Apologies. I think I should have just written that in multiple sentences. I don't think mere commas can save it.
Simply put, my assertion is that it is the accompanying prose and diagrams that truly make the code easy to understand. Not its implementation language.
I would love to say that my terrible sentence above illustrates that prose is not a panacea. Well, I think I can claim that. I can not claim it was intentional. :)
> Simply put, my assertion is that it is the accompanying prose and diagrams that truly make the code easy to understand. Not its implementation language.
Haskell does help somewhat, in that it's offers you a lot of flexibility in how to structure your program. So you can tailor your program to your explanation. (Knuth's literate programming tools help bring those capabilities and more to more conventional languages.)
The underscores are placeholders for arguments, just like in Agda, but there's no name defined! Since `0` and `1` are defined as constructors of `Bit` (which is a sub-type of `Bits`) this will parse values like `0101010` as `Bits`.
But the if_then_else_ example is basically smalltalk equivalant - although I suspect Agda will be able to do without the angle brackets that Smalltalk often needs in these cases.
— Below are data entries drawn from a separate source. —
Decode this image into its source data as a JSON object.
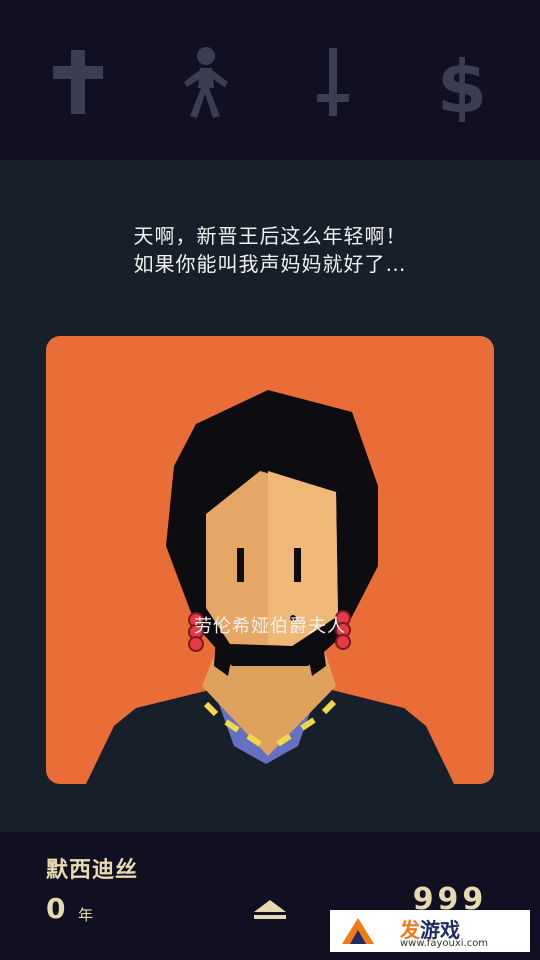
{
  "stats": [
    {
      "name": "church",
      "icon": "cross-icon"
    },
    {
      "name": "people",
      "icon": "person-icon"
    },
    {
      "name": "army",
      "icon": "sword-icon"
    },
    {
      "name": "money",
      "icon": "dollar-icon"
    }
  ],
  "colors": {
    "top_bg": "#111022",
    "main_bg": "#17202a",
    "card_bg": "#ea6c37",
    "stat_icon": "#3d3d51",
    "text_light": "#f1f1f1",
    "text_gold": "#e7d9b0"
  },
  "dialog": {
    "line1": "天啊，新晋王后这么年轻啊！",
    "line2": "如果你能叫我声妈妈就好了…"
  },
  "character": {
    "name": "劳伦希娅伯爵夫人"
  },
  "ruler": {
    "name": "默西迪丝",
    "years": "0",
    "years_unit": "年",
    "reign_count": "999"
  },
  "watermark": {
    "title_accent": "发",
    "title_rest": "游戏",
    "url": "www.fayouxi.com"
  }
}
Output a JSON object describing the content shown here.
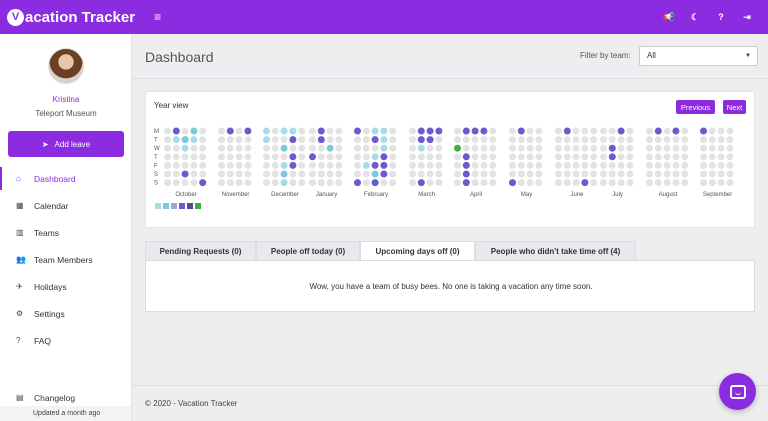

That is indeed the case. In Agda, the default is call-by-name, which means that functions are applied before arguments are evaluated. This does not, however, include sharing, so evaluating
(λ x → x + x) (fib 2000)
will evaluate `fib 2000` twice. Agda programs can also be compiled to Haskell, in which case they would have Haskell's evaluation strategy, which is generally call-by-need (and so would share the result of fib 2000 above.)
It would also be a nice exercise to implement all of the internet RFCs, such as an email server, etcetera in Haskell. That's still a bit lacking. And it would be very useful if it existed, IMHO.
I wrote an NFS server in Haskell, using Literal Haskell to implement all related RFC's 'inside' the RFC documents, interleaving code (lots of serdes stuff...) with the specification.
It seems like the graphic shading could be replicated with SVG filter effects inserted as a post-processing stage applied to images output from Dia or Visio.
Even though I'm not very familiar with Haskell, I find this code much more concise and easy to follow compared to the original git-clone implementation in C. Though perhaps that's more down to the author's coding style?